E doutrinalmente falando, o acto positivo é aquele que, grosso modo, impõe um encargo ou um ónus a um interessado (por exemplo, um acto administrativo que aplica uma multa ou uma sanção a um interessado particular), enquanto o acto negativo tem por objecto negar uma pretensão do interessado (por exemplo, um acto de indeferimento de atribuição de um subsídio requerido por um interessado particular).
Nos presentes autos, o despacho punitivo em questão é um acto positivo, por estar, materialmente, a impor ao ora Requerente uma sanção disciplinar.
Urge, assim, saber se na situação vertente, estão reunidos, ao mesmo tempo, os requisitos exigidos nas alíneas b) e c) do n.º 1 do art.º 121.º do CPAC, já que a verificação do da alínea a) desse n.o 1 fica dispensada, por comando do n.o 3 do mesmo artigo.
A propósito da alínea b) do n.º 1 desse artigo, para indagar se a suspensão de eficácia ora peticionada determina, ou não, grave lesão do interesse público concretamente prosseguido pelo acto administrativo referido, crê-se que a aferição deste requisito tem que ser feita caso a caso, em função do teor do comando concretamente emitido no acto administrativo cuja suspensão de eficácia se requer.
No caso em apreço, a Entidade Administrativa ora requerida decidiu confirmar, em sede de recurso hierárquico, a punição disciplinar do Requerente com pena de suspensão de 80 dias de funções, por entender ter este violado os deveres de obediência, zelo e aprumo com relevância disciplinar nos termos referidos no seu despacho.
Está em causa o acto, praticado por um funcionário público alfandegário, de içar, invertidamente, a nossa Bandeira Nacional no Terminal Marítimo de Coloane, que é um local público. (Nota-se que na presente sede de cognição do pedido de suspensão de eficácia de acto administrativo, não se pode indagar do mérito dos pressupostos fácticos do próprio acto administrativo, pois esta tarefa faria parte propriamente do eventual objecto de cognição do tribunal no contencioso contencioso do acto administrativo).
Nesta perspectiva, tal acto tido por praticado (na óptica da Entidade Administrativa requerida) pelo Requerente não se resume a um acto com impacto meramente interno como um “assunto dentro de casa”, mas sim com impacto visível para toda a gente que tivesse olhado para a Bandeira Nacional naquela manhã naquele sítio em que foi içada invertidamente.

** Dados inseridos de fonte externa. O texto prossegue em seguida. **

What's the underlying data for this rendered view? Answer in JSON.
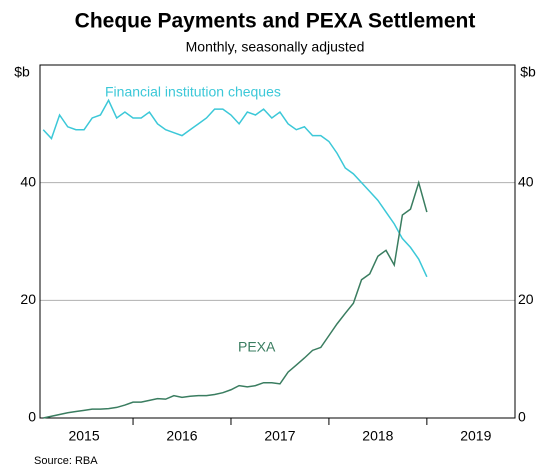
{
  "chart_data": {
    "type": "line",
    "title": "Cheque Payments and PEXA Settlement",
    "subtitle": "Monthly, seasonally adjusted",
    "y_unit": "$b",
    "source": "Source:    RBA",
    "categories": [
      "2015",
      "2016",
      "2017",
      "2018",
      "2019"
    ],
    "x": [
      2015.083,
      2015.167,
      2015.25,
      2015.333,
      2015.417,
      2015.5,
      2015.583,
      2015.667,
      2015.75,
      2015.833,
      2015.917,
      2016.0,
      2016.083,
      2016.167,
      2016.25,
      2016.333,
      2016.417,
      2016.5,
      2016.583,
      2016.667,
      2016.75,
      2016.833,
      2016.917,
      2017.0,
      2017.083,
      2017.167,
      2017.25,
      2017.333,
      2017.417,
      2017.5,
      2017.583,
      2017.667,
      2017.75,
      2017.833,
      2017.917,
      2018.0,
      2018.083,
      2018.167,
      2018.25,
      2018.333,
      2018.417,
      2018.5,
      2018.583,
      2018.667,
      2018.75,
      2018.833,
      2018.917,
      2019.0
    ],
    "series": [
      {
        "name": "Financial institution cheques",
        "color": "#3cc8d8",
        "values": [
          49,
          47.5,
          51.5,
          49.5,
          49,
          49,
          51,
          51.5,
          54,
          51,
          52,
          51,
          51,
          52,
          50,
          49,
          48.5,
          48,
          49,
          50,
          51,
          52.5,
          52.5,
          51.5,
          50,
          52,
          51.5,
          52.5,
          51,
          52,
          50,
          49,
          49.5,
          48,
          48,
          47,
          45,
          42.5,
          41.5,
          40,
          38.5,
          37,
          35,
          33,
          30.5,
          29,
          27,
          24
        ]
      },
      {
        "name": "PEXA",
        "color": "#3a7d60",
        "values": [
          0,
          0.3,
          0.6,
          0.9,
          1.1,
          1.3,
          1.5,
          1.5,
          1.6,
          1.8,
          2.2,
          2.7,
          2.7,
          3,
          3.3,
          3.2,
          3.8,
          3.5,
          3.7,
          3.8,
          3.8,
          4,
          4.3,
          4.8,
          5.5,
          5.3,
          5.5,
          6,
          6,
          5.8,
          7.8,
          9,
          10.2,
          11.5,
          12,
          14,
          16,
          17.8,
          19.5,
          23.5,
          24.5,
          27.5,
          28.5,
          26,
          34.5,
          35.5,
          40,
          35
        ]
      }
    ],
    "xlim": [
      2015.05,
      2019.9
    ],
    "xticks": [
      2016,
      2017,
      2018,
      2019
    ],
    "ylim": [
      0,
      60
    ],
    "yticks": [
      0,
      20,
      40
    ],
    "grid": true
  }
}
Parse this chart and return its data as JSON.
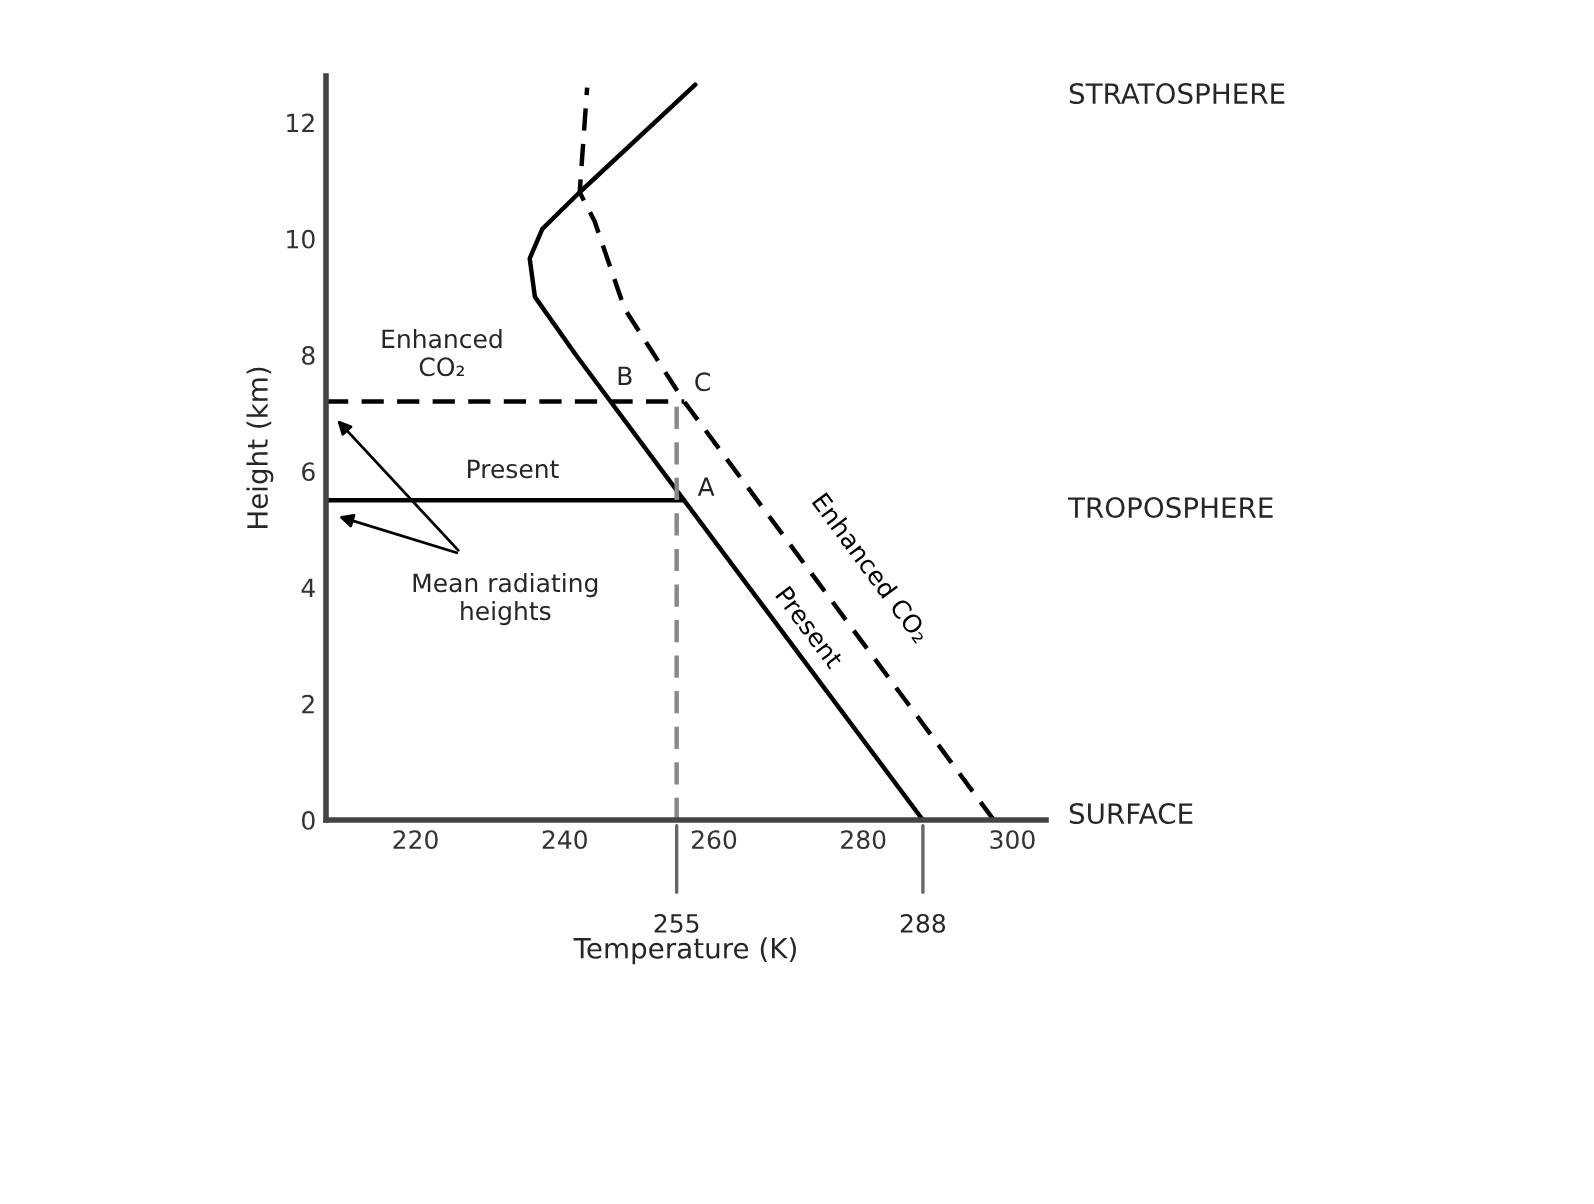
{
  "chart_data": {
    "type": "line",
    "xlabel": "Temperature (K)",
    "ylabel": "Height (km)",
    "xlim": [
      208,
      304.5
    ],
    "ylim": [
      0,
      12.8
    ],
    "xticks": [
      220,
      240,
      260,
      280,
      300
    ],
    "yticks": [
      0,
      2,
      4,
      6,
      8,
      10,
      12
    ],
    "grid": false,
    "legend": false,
    "marker": "none",
    "series": [
      {
        "name": "Present",
        "color": "#000000",
        "line_style": "solid",
        "x": [
          288,
          256,
          241.5,
          236,
          235.3,
          237,
          242,
          257.5
        ],
        "values": [
          0,
          5.5,
          8,
          9,
          9.66,
          10.17,
          10.8,
          12.65
        ]
      },
      {
        "name": "Enhanced CO₂",
        "color": "#000000",
        "line_style": "dashed",
        "x": [
          297.5,
          286,
          256,
          248,
          244,
          242,
          243
        ],
        "values": [
          0,
          2,
          7.2,
          8.8,
          10.3,
          10.8,
          12.6
        ]
      },
      {
        "color": "#000000",
        "line_style": "solid",
        "x": [
          208,
          256
        ],
        "values": [
          5.5,
          5.5
        ]
      },
      {
        "color": "#000000",
        "line_style": "dashed",
        "x": [
          208,
          256
        ],
        "values": [
          7.2,
          7.2
        ]
      },
      {
        "color": "#888888",
        "line_style": "dashed",
        "x": [
          255,
          255
        ],
        "values": [
          0,
          7.2
        ]
      }
    ],
    "annotations": [
      "STRATOSPHERE",
      "TROPOSPHERE",
      "SURFACE",
      "Enhanced\nCO₂",
      "Present",
      "Mean radiating\nheights",
      "A",
      "B",
      "C",
      {
        "text": "255",
        "x": 255
      },
      {
        "text": "288",
        "x": 288
      }
    ]
  }
}
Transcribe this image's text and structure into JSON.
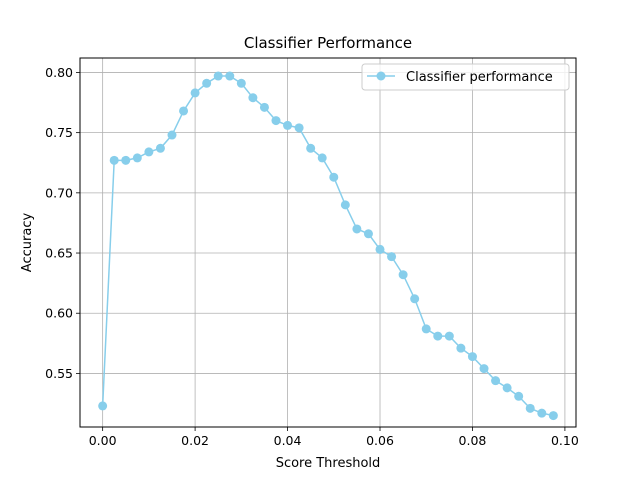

Esse concreto acto de içar invertidamente a Bandeira Nacional fere naturalmente o prestígio dos Serviços de Alfândega perante o público em geral, daí que a eventual suspensão da eficácia da decisão disciplinar punitiva desse acto não deixa de lesar gravemente o interesse público que a mesma decisão punitiva pretende ver prosseguido (neste sentido, e como já citado no judicioso parecer do Digno Procurador-Adjunto, apud DIOGO FREITAS DO AMARAL, in DIREITO ADMINISTRATIVO, Volume IV, Lisboa, 1988, página 315, últimos dois parágrafos).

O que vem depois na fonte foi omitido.